- Directed by: Bernard Rose
- Written by: Lisa Enos Bernard Rose
- Based on: The Kreutzer Sonata by Leo Tolstoy;
- Starring: Danny Huston Elisabeth Röhm Matthew Yang King Anjelica Huston
- Distributed by: Axiom Films (UK and Ireland)
- Release date: 20 June 2008 (Edinburgh International Film Festival);
- Running time: 99 minutes
- Country: United States
- Language: English

= The Kreutzer Sonata (2008 film) =

2008 film by Bernard Rose

The Kreutzer Sonata is a 2008 film co-written and directed by Bernard Rose based on the 1889 novella by Leo Tolstoy, starring Danny Huston, Elisabeth Röhm, Matthew Yang King and Anjelica Huston.

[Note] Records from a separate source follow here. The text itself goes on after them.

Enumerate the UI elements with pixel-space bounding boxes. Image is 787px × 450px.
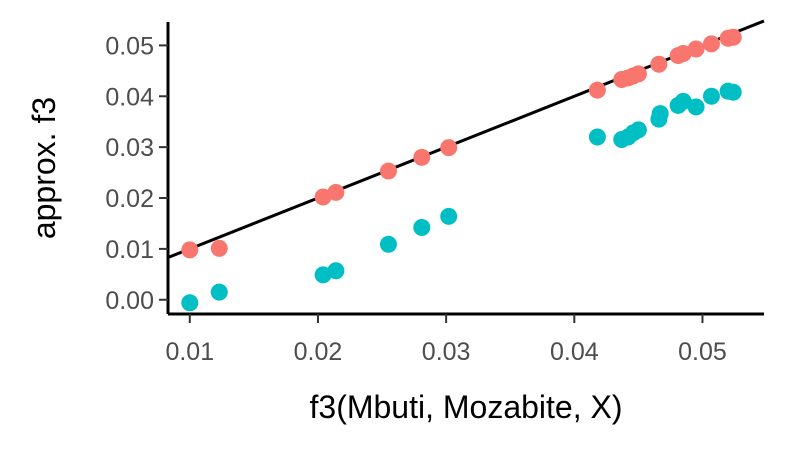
data-point-series-1 — [379, 162, 397, 180]
x-tick-label: 0.03 — [422, 338, 471, 366]
data-point-series-2 — [687, 98, 705, 116]
y-axis-title: approx. f3 — [26, 97, 62, 239]
data-point-series-1 — [588, 81, 606, 99]
data-point-series-2 — [440, 207, 458, 225]
y-tick-label: 0.03 — [105, 134, 154, 162]
data-point-series-1 — [440, 139, 458, 157]
y-tick-label: 0.00 — [105, 287, 154, 315]
data-point-series-1 — [181, 241, 199, 259]
y-axis-ticks: 0.00 0.01 0.02 0.03 0.04 0.05 — [105, 32, 168, 315]
x-tick-label: 0.01 — [165, 338, 214, 366]
data-point-series-1 — [314, 188, 332, 206]
data-point-series-1 — [724, 28, 742, 46]
data-point-series-1 — [674, 45, 692, 63]
x-axis-ticks: 0.01 0.02 0.03 0.04 0.05 — [165, 314, 727, 366]
data-point-series-1 — [650, 55, 668, 73]
data-point-series-2 — [724, 83, 742, 101]
data-point-series-2 — [588, 128, 606, 146]
y-tick-label: 0.05 — [105, 32, 154, 60]
x-tick-label: 0.05 — [678, 338, 727, 366]
plot-area — [167, 19, 765, 312]
data-point-series-2 — [327, 262, 345, 280]
data-point-series-2 — [651, 105, 669, 123]
data-point-series-2 — [210, 283, 228, 301]
data-point-series-1 — [687, 40, 705, 58]
data-point-series-1 — [327, 183, 345, 201]
y-tick-label: 0.04 — [105, 83, 154, 111]
data-point-series-2 — [314, 266, 332, 284]
x-tick-label: 0.02 — [294, 338, 343, 366]
x-axis-title: f3(Mbuti, Mozabite, X) — [310, 389, 623, 425]
data-point-series-2 — [674, 92, 692, 110]
y-tick-label: 0.02 — [105, 185, 154, 213]
data-point-series-1 — [629, 65, 647, 83]
x-tick-label: 0.04 — [550, 338, 599, 366]
data-point-series-2 — [629, 121, 647, 139]
data-point-series-1 — [210, 239, 228, 257]
data-point-series-1 — [702, 35, 720, 53]
data-point-series-2 — [181, 294, 199, 312]
y-tick-label: 0.01 — [105, 236, 154, 264]
data-point-series-1 — [413, 148, 431, 166]
data-point-series-2 — [702, 87, 720, 105]
data-point-series-2 — [379, 235, 397, 253]
data-point-series-2 — [413, 219, 431, 237]
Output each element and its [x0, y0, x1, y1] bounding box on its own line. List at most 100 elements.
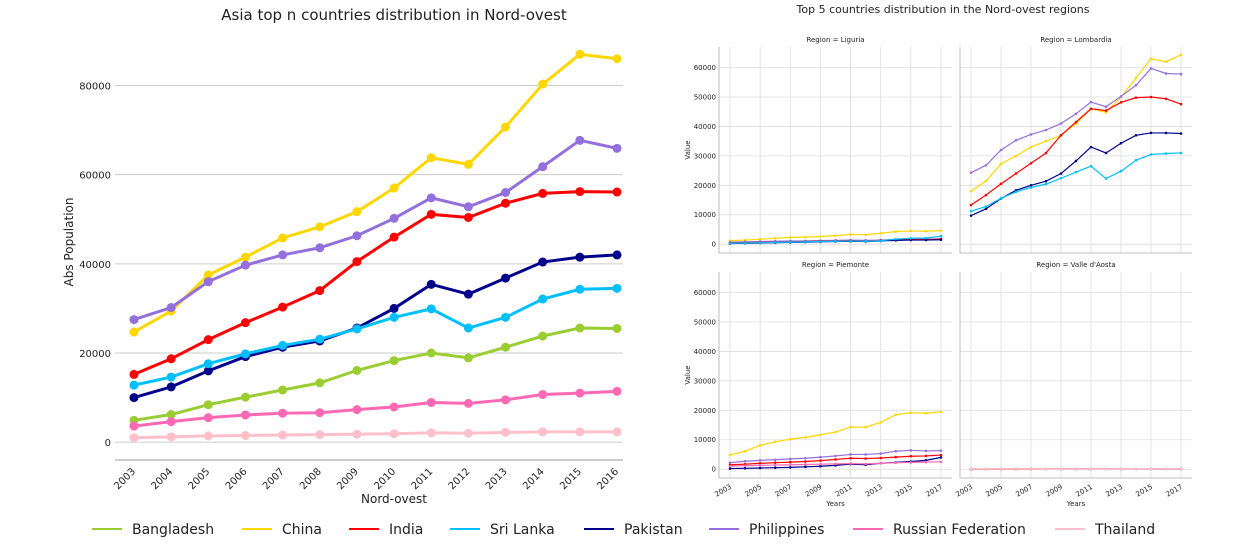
data-point	[129, 393, 139, 403]
facet-data-point	[999, 196, 1003, 200]
data-point	[240, 392, 250, 402]
facet-data-point	[1149, 131, 1153, 135]
data-point	[315, 378, 325, 388]
facet-ylabel: Value	[684, 365, 692, 384]
data-point	[501, 122, 511, 132]
facet-data-point	[864, 425, 867, 429]
facet-data-point	[879, 231, 883, 235]
data-point	[278, 430, 288, 440]
facet-xtick-label: 2017	[1165, 483, 1184, 499]
left-xtick-label: 2013	[484, 466, 510, 492]
facet-xtick-label: 2007	[774, 483, 793, 499]
data-point	[463, 202, 473, 212]
facet-data-point	[1059, 133, 1063, 137]
facet-data-point	[788, 466, 792, 469]
facet-data-point	[1179, 467, 1183, 471]
data-point	[352, 207, 362, 217]
facet-ytick-label: 40000	[694, 123, 716, 131]
data-point	[278, 250, 288, 260]
facet-data-point	[1119, 141, 1123, 145]
facet-data-point	[819, 459, 822, 462]
facet-xtick-label: 2013	[864, 483, 883, 499]
facet-data-point	[909, 454, 913, 458]
facet-data-point	[1164, 60, 1168, 64]
facet-data-point	[728, 241, 732, 245]
facet-data-point	[909, 236, 913, 240]
facet-data-point	[819, 433, 822, 437]
left-xtick-label: 2016	[595, 466, 621, 492]
facet-data-point	[1149, 95, 1153, 99]
left-ytick-label: 60000	[79, 171, 111, 182]
data-point	[538, 162, 548, 172]
legend-label: Bangladesh	[132, 522, 214, 538]
facet-xlabel: Years	[1066, 500, 1086, 508]
data-point	[463, 428, 473, 438]
facet-data-point	[834, 454, 837, 458]
facet-data-point	[773, 440, 777, 444]
facet-data-point	[1149, 153, 1153, 156]
facet-data-point	[1029, 145, 1033, 149]
facet-data-point	[1029, 184, 1033, 187]
facet-data-point	[1119, 95, 1123, 98]
data-point	[426, 304, 436, 314]
facet-data-point	[788, 236, 792, 239]
facet-data-point	[1089, 100, 1093, 104]
data-point	[463, 212, 473, 222]
facet-data-point	[743, 241, 747, 245]
data-point	[129, 369, 139, 379]
data-point	[463, 159, 473, 169]
data-point	[203, 359, 213, 369]
facet-data-point	[758, 461, 762, 465]
facet-data-point	[999, 467, 1003, 471]
data-point	[612, 250, 622, 260]
facet-ytick-label: 0	[712, 466, 716, 474]
facet-data-point	[804, 463, 807, 466]
facet-xtick-label: 2009	[804, 483, 823, 499]
data-point	[501, 342, 511, 352]
series-line-russian-federation	[133, 389, 618, 428]
legend: Bangladesh China India Sri Lanka Pakistan Phi…	[92, 522, 1155, 538]
data-point	[575, 323, 585, 333]
facet-ytick-label: 50000	[694, 319, 716, 327]
data-point	[203, 366, 213, 376]
facet-data-point	[894, 461, 898, 464]
facet-data-point	[864, 239, 867, 243]
facet-data-point	[1119, 101, 1123, 104]
data-point	[575, 135, 585, 145]
facet-data-point	[1044, 128, 1048, 132]
left-ytick-label: 0	[105, 438, 111, 449]
facet-data-point	[1014, 190, 1018, 194]
facet-data-point	[834, 234, 837, 237]
data-point	[166, 410, 176, 420]
data-point	[538, 188, 548, 198]
data-point	[501, 312, 511, 322]
facet-data-point	[879, 452, 883, 455]
facet-title: Region = Piemonte	[802, 261, 869, 269]
data-point	[315, 286, 325, 296]
data-point	[538, 79, 548, 89]
facet-data-point	[939, 449, 943, 452]
facet-data-point	[969, 203, 973, 207]
left-xtick-label: 2003	[112, 466, 138, 492]
facet-data-point	[758, 459, 762, 462]
facet-xlabel: Years	[825, 500, 845, 508]
legend-label: Philippines	[749, 522, 824, 538]
facet-data-point	[939, 229, 943, 232]
facet-data-point	[1059, 122, 1063, 125]
facet-ytick-label: 60000	[694, 64, 716, 72]
facet-data-point	[804, 456, 807, 460]
right-chart: Top 5 countries distribution in the Nord…	[684, 3, 1192, 508]
data-point	[352, 405, 362, 415]
facet-data-point	[939, 238, 943, 242]
facet-data-point	[728, 467, 732, 470]
data-point	[203, 413, 213, 423]
facet-xtick-label: 2015	[894, 483, 913, 499]
facet-data-point	[1179, 102, 1183, 106]
data-point	[389, 232, 399, 242]
data-point	[538, 331, 548, 341]
facet-data-point	[1104, 105, 1108, 109]
facet-data-point	[939, 460, 943, 464]
legend-label: Russian Federation	[893, 522, 1026, 538]
left-xtick-label: 2011	[410, 466, 436, 492]
facet-data-point	[924, 411, 928, 415]
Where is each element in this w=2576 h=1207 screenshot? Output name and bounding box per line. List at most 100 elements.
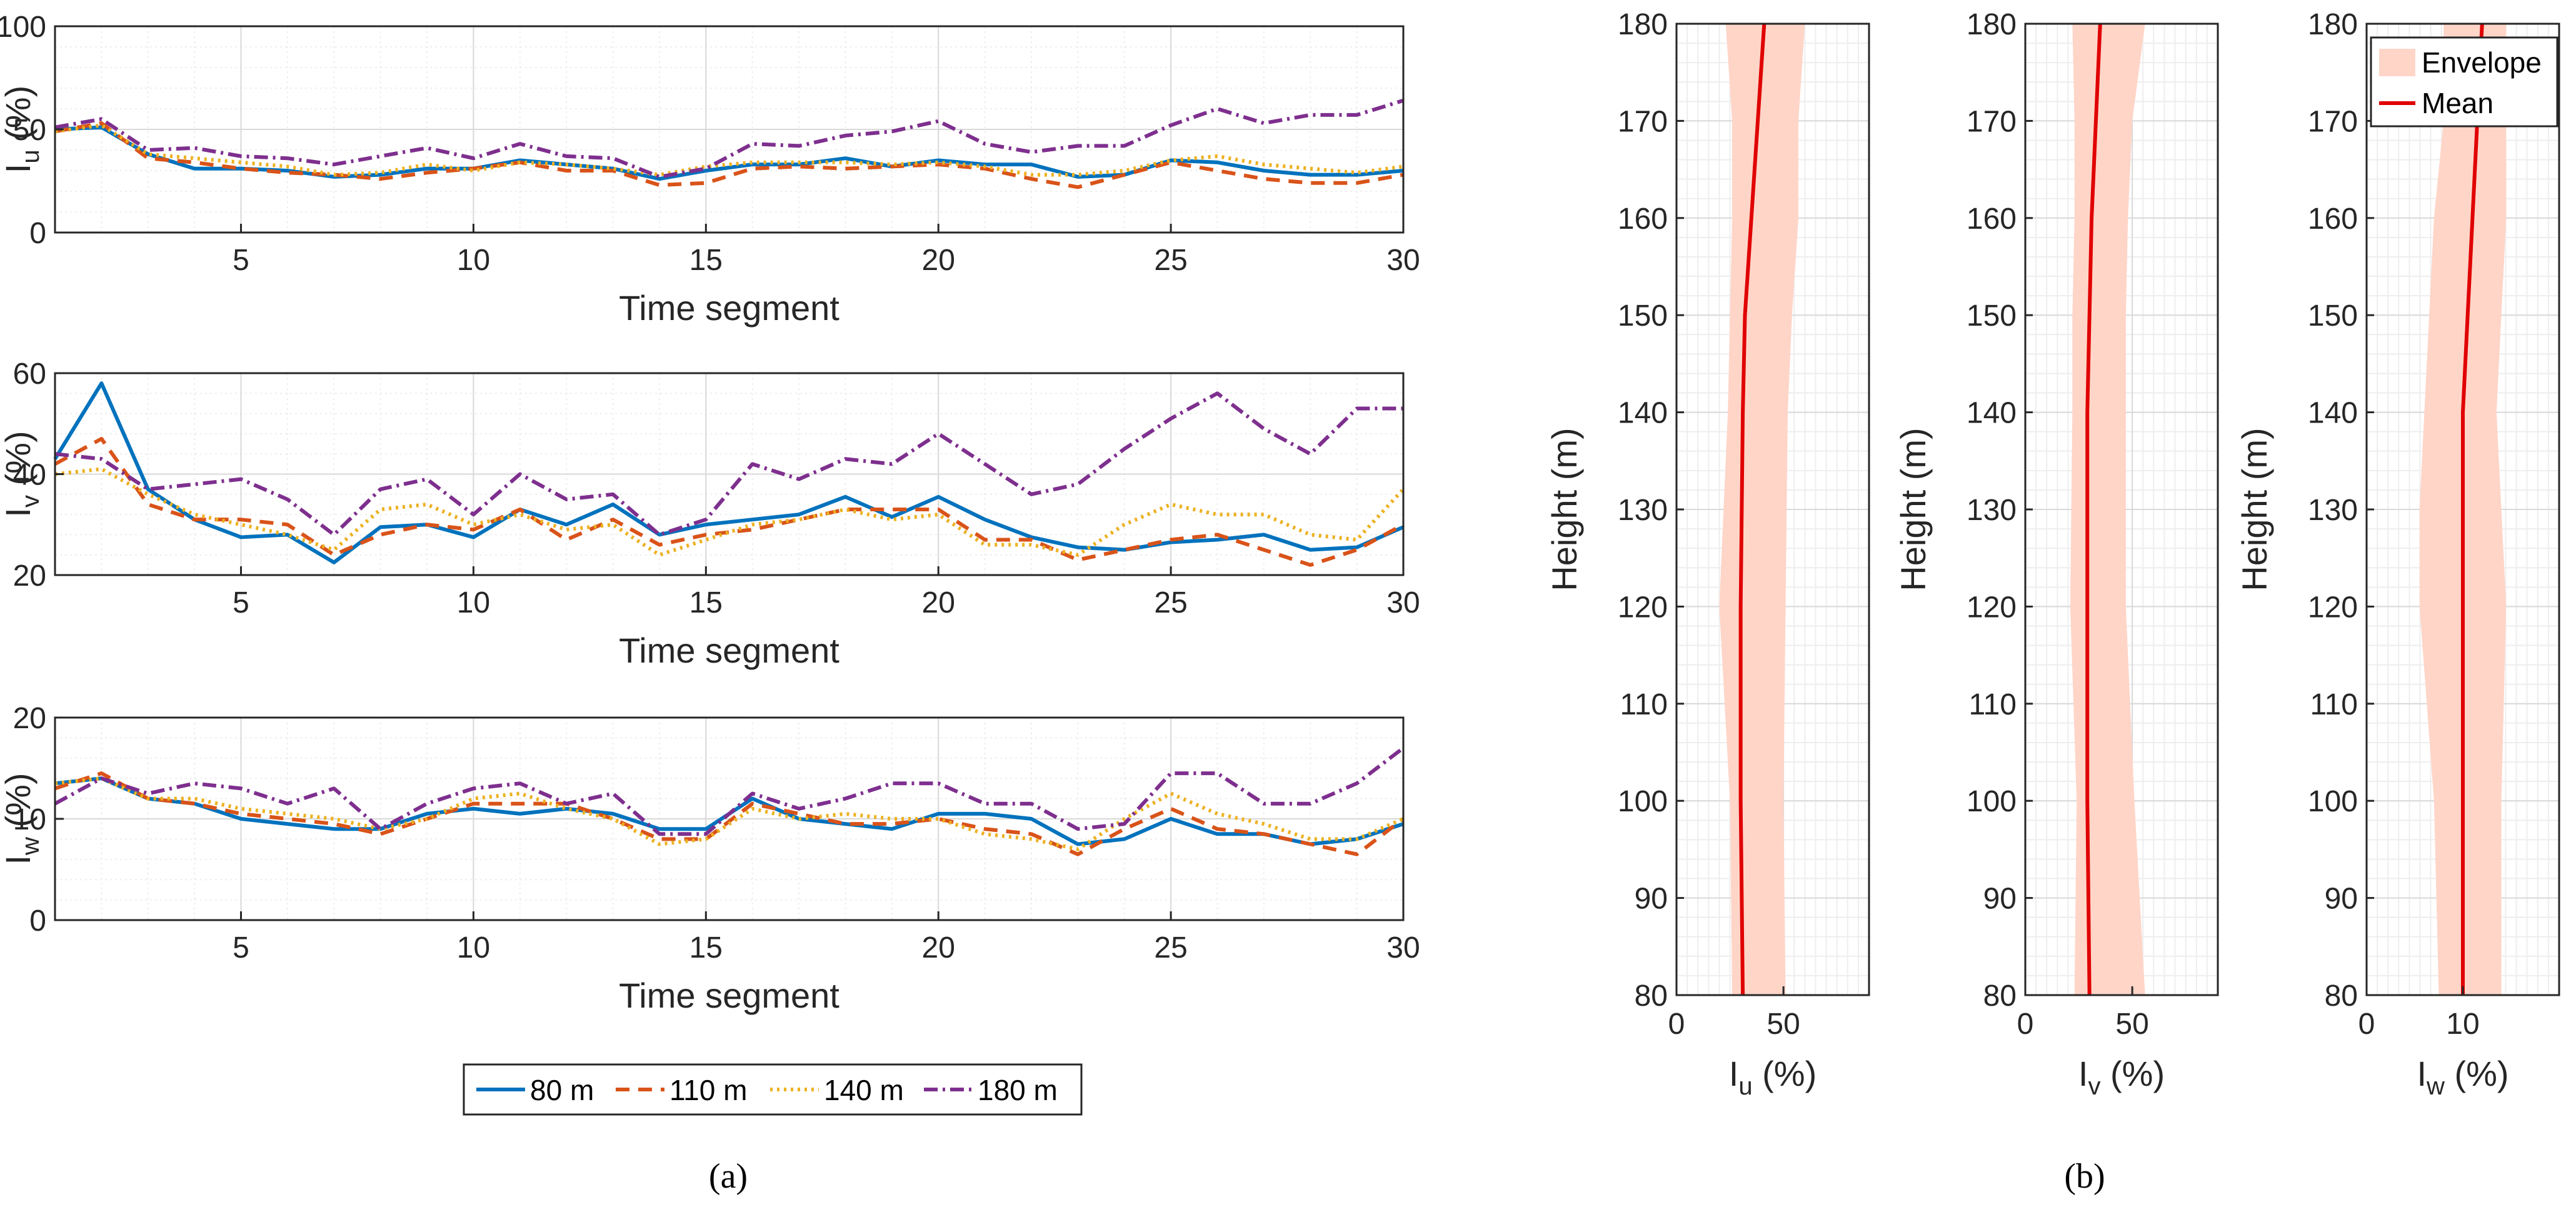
y-tick-label: 100 <box>0 11 46 44</box>
x-tick-label: 15 <box>689 931 723 964</box>
y-tick-label: 60 <box>13 358 46 391</box>
panel-label-a: (a) <box>709 1157 748 1196</box>
series-line-110m <box>54 436 1405 567</box>
x-tick-label: 10 <box>457 244 490 277</box>
mean-line <box>2085 23 2102 996</box>
series-line-80m <box>53 381 1405 564</box>
y-axis-label: Iu (%) <box>0 86 44 173</box>
y-axis-label: Iv (%) <box>0 431 44 517</box>
y-tick-label: 170 <box>1618 105 1668 138</box>
y-tick-label: 160 <box>1618 203 1668 236</box>
x-tick-label: 30 <box>1386 931 1420 964</box>
y-tick-label: 10 <box>13 803 46 836</box>
series-line-140m <box>54 123 1404 177</box>
y-tick-label: 150 <box>1618 299 1668 333</box>
x-tick-label: 5 <box>233 586 249 619</box>
y-tick-label: 150 <box>2308 299 2358 333</box>
x-tick-label: 20 <box>922 586 955 619</box>
y-tick-label: 110 <box>2310 688 2358 721</box>
y-tick-label: 180 <box>2308 8 2358 41</box>
x-axis-label: Iv (%) <box>2078 1054 2165 1100</box>
y-tick-label: 120 <box>1967 591 2017 624</box>
y-tick-label: 90 <box>2325 883 2358 916</box>
x-tick-label: 30 <box>1386 244 1420 277</box>
y-tick-label: 140 <box>2308 397 2358 430</box>
x-tick-label: 20 <box>922 931 955 964</box>
y-tick-label: 50 <box>13 114 46 147</box>
legend-profiles: Envelope Mean <box>2370 36 2558 128</box>
y-tick-label: 120 <box>2308 591 2358 624</box>
mean-line <box>1738 23 1767 996</box>
y-tick-label: 130 <box>1618 494 1668 527</box>
x-axis-label: Iw (%) <box>2417 1054 2508 1100</box>
y-tick-label: 100 <box>1967 785 2017 818</box>
y-axis-label: Height (m) <box>1545 428 1584 591</box>
y-axis-label: Height (m) <box>2235 428 2274 591</box>
x-tick-label: 25 <box>1154 586 1187 619</box>
y-tick-label: 130 <box>1967 494 2017 527</box>
x-axis-label: Iu (%) <box>1729 1054 1817 1100</box>
legend-label-180m: 180 m <box>978 1074 1058 1106</box>
mean-line <box>2461 23 2484 995</box>
x-tick-label: 10 <box>2446 1008 2479 1041</box>
y-axis-label: Height (m) <box>1893 428 1933 591</box>
y-tick-label: 110 <box>1968 688 2017 721</box>
x-tick-label: 5 <box>233 931 249 964</box>
y-tick-label: 40 <box>13 459 46 492</box>
y-tick-label: 90 <box>1635 883 1668 916</box>
y-tick-label: 170 <box>2308 105 2358 138</box>
x-tick-label: 0 <box>1668 1008 1685 1041</box>
x-axis-label: Time segment <box>619 976 839 1015</box>
x-tick-label: 30 <box>1386 586 1420 619</box>
y-tick-label: 80 <box>2325 979 2358 1013</box>
x-tick-label: 5 <box>233 244 249 277</box>
x-tick-label: 0 <box>2358 1008 2375 1041</box>
legend-swatch-envelope <box>2379 49 2415 76</box>
x-axis-label: Time segment <box>619 631 839 670</box>
legend-time-series: 80 m 110 m 140 m 180 m <box>463 1063 1083 1116</box>
x-tick-label: 25 <box>1154 244 1187 277</box>
series-line-110m <box>54 771 1405 856</box>
x-tick-label: 25 <box>1154 931 1187 964</box>
series-line-180m <box>54 98 1404 179</box>
y-tick-label: 100 <box>1618 785 1668 818</box>
legend-box <box>463 1063 1083 1116</box>
y-tick-label: 0 <box>29 904 46 938</box>
legend-label-80m: 80 m <box>530 1074 594 1106</box>
series-line-180m <box>54 391 1403 537</box>
data-layer <box>53 23 2507 996</box>
panel-label-b: (b) <box>2064 1157 2105 1196</box>
y-axis-label: Iw (%) <box>0 773 44 864</box>
y-tick-label: 140 <box>1967 397 2017 430</box>
legend-label-mean: Mean <box>2422 87 2493 119</box>
y-tick-label: 100 <box>2308 785 2358 818</box>
y-tick-label: 0 <box>29 217 46 250</box>
x-tick-label: 50 <box>1767 1008 1800 1041</box>
x-axis-label: Time segment <box>619 288 839 328</box>
x-tick-label: 15 <box>689 586 723 619</box>
x-tick-label: 50 <box>2115 1008 2148 1041</box>
y-tick-label: 140 <box>1618 397 1668 430</box>
x-tick-label: 20 <box>922 244 955 277</box>
y-tick-label: 110 <box>1620 688 1668 721</box>
y-tick-label: 20 <box>13 559 46 593</box>
y-tick-label: 20 <box>13 702 46 735</box>
legend-label-140m: 140 m <box>824 1074 904 1106</box>
y-tick-label: 170 <box>1967 105 2017 138</box>
legend-label-envelope: Envelope <box>2422 46 2542 79</box>
x-tick-label: 10 <box>457 931 490 964</box>
series-line-180m <box>54 746 1405 836</box>
y-tick-label: 180 <box>1967 8 2017 41</box>
series-line-110m <box>54 121 1404 189</box>
y-tick-label: 160 <box>2308 203 2358 236</box>
y-tick-label: 80 <box>1635 979 1668 1013</box>
y-tick-label: 130 <box>2308 494 2358 527</box>
y-tick-label: 160 <box>1967 203 2017 236</box>
x-tick-label: 15 <box>689 244 723 277</box>
y-tick-label: 180 <box>1618 8 1668 41</box>
series-line-140m <box>54 776 1405 851</box>
legend-label-110m: 110 m <box>669 1074 747 1106</box>
x-tick-label: 0 <box>2017 1008 2034 1041</box>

It is the second time Danny Huston has led a film directed by Rose (after Ivans XTC) and Rose's third adaptation of a work by Tolstoy, following 1997's Anna Karenina and 2003's Ivans XTC.

"The Kreutzer Sonata" is the name commonly given to Ludwig van Beethoven's Violin Sonata no. 9 in A major. Director Bernard Rose had previously directed Immortal Beloved, a film about the life of Beethoven, in which there is a major (and pivotal) scene that features a performance of Beethoven's Kreutzer Sonata.